1. Field of the Invention
The present invention relates generally to semiconductor devices, and, more particularly, to semiconductor devices using Group IV semiconductors for light emission upon application of a voltage thereto.
2. Discussion of the Background
Conventional semiconductor light emitting devices are made of chosen materials using Column III-V compound semiconductors including arsenide (As) and phosphorus (P). However, most semiconductor device components for typical use with central processor units (CPUs) and memories are designed to employ silicon (Si), which in turn makes it difficult to monolithically fabricate the semiconductor light emitting devices on a Si substrate along with a CPU and memories. Also, since Si substrates are low in cost, a need exists for development of light emitting elements that are implemented on a Si substrate used as a base plate.

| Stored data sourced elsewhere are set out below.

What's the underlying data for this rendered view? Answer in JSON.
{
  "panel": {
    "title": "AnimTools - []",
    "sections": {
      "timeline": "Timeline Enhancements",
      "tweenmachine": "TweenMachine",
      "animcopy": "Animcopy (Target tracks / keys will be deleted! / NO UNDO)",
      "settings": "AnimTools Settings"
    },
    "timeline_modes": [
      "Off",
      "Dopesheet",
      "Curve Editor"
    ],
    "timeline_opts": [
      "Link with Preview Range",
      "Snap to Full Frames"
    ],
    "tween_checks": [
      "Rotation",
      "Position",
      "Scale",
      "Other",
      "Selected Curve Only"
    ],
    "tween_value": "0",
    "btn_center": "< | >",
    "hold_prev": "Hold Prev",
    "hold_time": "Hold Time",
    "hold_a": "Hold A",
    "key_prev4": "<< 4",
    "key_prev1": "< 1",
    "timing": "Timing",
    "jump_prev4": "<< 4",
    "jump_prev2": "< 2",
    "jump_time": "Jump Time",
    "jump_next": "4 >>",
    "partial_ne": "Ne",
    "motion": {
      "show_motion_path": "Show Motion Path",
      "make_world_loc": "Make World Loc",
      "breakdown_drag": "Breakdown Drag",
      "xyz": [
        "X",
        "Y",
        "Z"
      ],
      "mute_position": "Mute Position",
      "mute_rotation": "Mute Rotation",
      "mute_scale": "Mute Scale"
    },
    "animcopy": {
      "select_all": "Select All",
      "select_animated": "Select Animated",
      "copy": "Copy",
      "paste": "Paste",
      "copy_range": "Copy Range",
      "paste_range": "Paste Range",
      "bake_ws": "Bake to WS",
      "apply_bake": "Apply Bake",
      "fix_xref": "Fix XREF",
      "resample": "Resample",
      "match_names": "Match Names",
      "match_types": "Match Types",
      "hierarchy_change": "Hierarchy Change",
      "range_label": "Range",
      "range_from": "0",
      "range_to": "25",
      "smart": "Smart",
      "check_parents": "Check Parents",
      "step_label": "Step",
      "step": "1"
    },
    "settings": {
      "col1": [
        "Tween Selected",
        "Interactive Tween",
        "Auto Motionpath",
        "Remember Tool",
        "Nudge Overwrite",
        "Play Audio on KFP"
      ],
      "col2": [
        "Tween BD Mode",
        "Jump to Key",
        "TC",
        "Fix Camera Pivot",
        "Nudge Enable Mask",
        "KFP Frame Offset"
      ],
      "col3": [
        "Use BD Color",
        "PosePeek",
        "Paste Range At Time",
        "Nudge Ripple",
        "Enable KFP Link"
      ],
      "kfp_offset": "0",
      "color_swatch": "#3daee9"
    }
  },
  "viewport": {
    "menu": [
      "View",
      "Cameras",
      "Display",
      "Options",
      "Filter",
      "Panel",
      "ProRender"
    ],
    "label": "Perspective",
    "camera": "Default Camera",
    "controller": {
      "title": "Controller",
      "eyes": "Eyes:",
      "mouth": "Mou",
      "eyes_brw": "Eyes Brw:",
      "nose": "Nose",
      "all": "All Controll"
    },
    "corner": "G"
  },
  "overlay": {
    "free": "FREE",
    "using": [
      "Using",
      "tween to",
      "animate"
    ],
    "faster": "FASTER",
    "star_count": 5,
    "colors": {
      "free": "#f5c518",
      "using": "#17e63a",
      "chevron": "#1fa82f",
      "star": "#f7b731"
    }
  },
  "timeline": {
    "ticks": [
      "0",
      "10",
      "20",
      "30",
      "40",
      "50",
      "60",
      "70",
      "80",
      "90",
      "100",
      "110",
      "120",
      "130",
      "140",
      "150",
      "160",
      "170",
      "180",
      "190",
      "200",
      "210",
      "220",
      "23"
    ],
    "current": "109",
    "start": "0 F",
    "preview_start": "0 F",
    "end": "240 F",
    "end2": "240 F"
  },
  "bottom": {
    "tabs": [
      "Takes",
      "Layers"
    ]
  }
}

However, Si is an indirect transition type semiconductor which has low light emission efficiency. This results in insufficient light emission in semiconductor light emitting elements with the pn junction of Si simply formed on a Si substrate.
On the contrary, those materials fabricatable on Si substrates include silicon-germanium (SiGe). Although studies are continuing while expecting SiGe to be of the direct transition type, devices with increased luminous efficacy have not yet been developed.
Porous Si filled with pores through etching of the surface of a Si substrate might exhibit strong photo-luminescence light emission at room temperatures. However, the luminous efficiency is extremely low relative to the amount of current injection and is unstable in characteristic. For this reason, porous Si has not been successfully reduced to practice.
Attainability of optically pumped light emission (photoluminescence emission) has been discussed in X. Zhao et al., Japanese Journal of Applied Physics, Vol. 33, L649 (1994). This paper discloses that relatively strong photoluminescence in regions of the spectrum from ultraviolet rays to blue light at room temperatures is observable from Si microcrystals in diameter of 5 nanometers (nm) or less, which were fabricated by heating amorphous Si.
Another report, (Z. H. Lu et al., Nature, Vol. 378, 258 (1995)) shows that relatively strong photoluminescence emission was observed from a super-lattice structure at room temperature. The structure was formed by alternate growth of amorphous Si of several nanometers in thickness and Si oxide films.
Unfortunately, the prior known approaches merely provide device structures with photoluminescence emittability alone. These structures remain incapable of emitting light by current injection and thus lack electrical controllability.
One exemplary light emission device is disclosed in a paper, K. Chen et al., J. Non-Cryst. Solids, 198, 833 (1996). The device disclosed was obtained by forming a multilayer superlattice with a lamination of amorphous Si thin-films and nitrided Si thin-films, heating the lamination for partial recrystallization, and then simply providing electrodes thereon. Two problems are encountered with this approach. The luminous efficacy is low due to increased deviation of size and density of microcrystals because uniform heat application using laser thermal processing is unattainable. Another problem is that the device requires the use of high potential voltages such as 25 volts or above because the multilayer lamination is 200 nm or greater in thickness.
Still another example of a prior art light emittable device is disclosed in Published Japanese Patent Application No. 5-218499 (JP-A-5-218499). This device is designed to provide light emission by locally enhancing the quantum entrapment/confinement effect by use of p-type Si and n-type Si contacted together on the order of several nanometers in size. A further example of prior art is disclosed in JP-A-6-140669, wherein p- and n-type impurity-doped layers with fine lines approximately 10 nm wide or narrower (quantum microlines) are contacted together in a side-by-side manner permitting holes and electrons to be injected from the p- and n-type regions, respectively, for recombination at a junction section leading to emission of light rays (electroluminescence).
The above-referenced prior art approaches are inherently directed to providing the hetero-junction structure with semiconductor microlines directly contacted with other semiconductor layers. A problem associated with this type of structure is that the surrounding semiconductor sections are substantially greater in band gap than the semiconductor sections. This makes it very difficult for electrons and holes to be efficiently injected into the junction section. Even where the electrons and holes might be injected, these can leak to the outside resulting in insufficient luminous efficacy.
As described above, the prior art Si-base semiconductor light emitting devices do not achieve sufficient efficiency of light emission.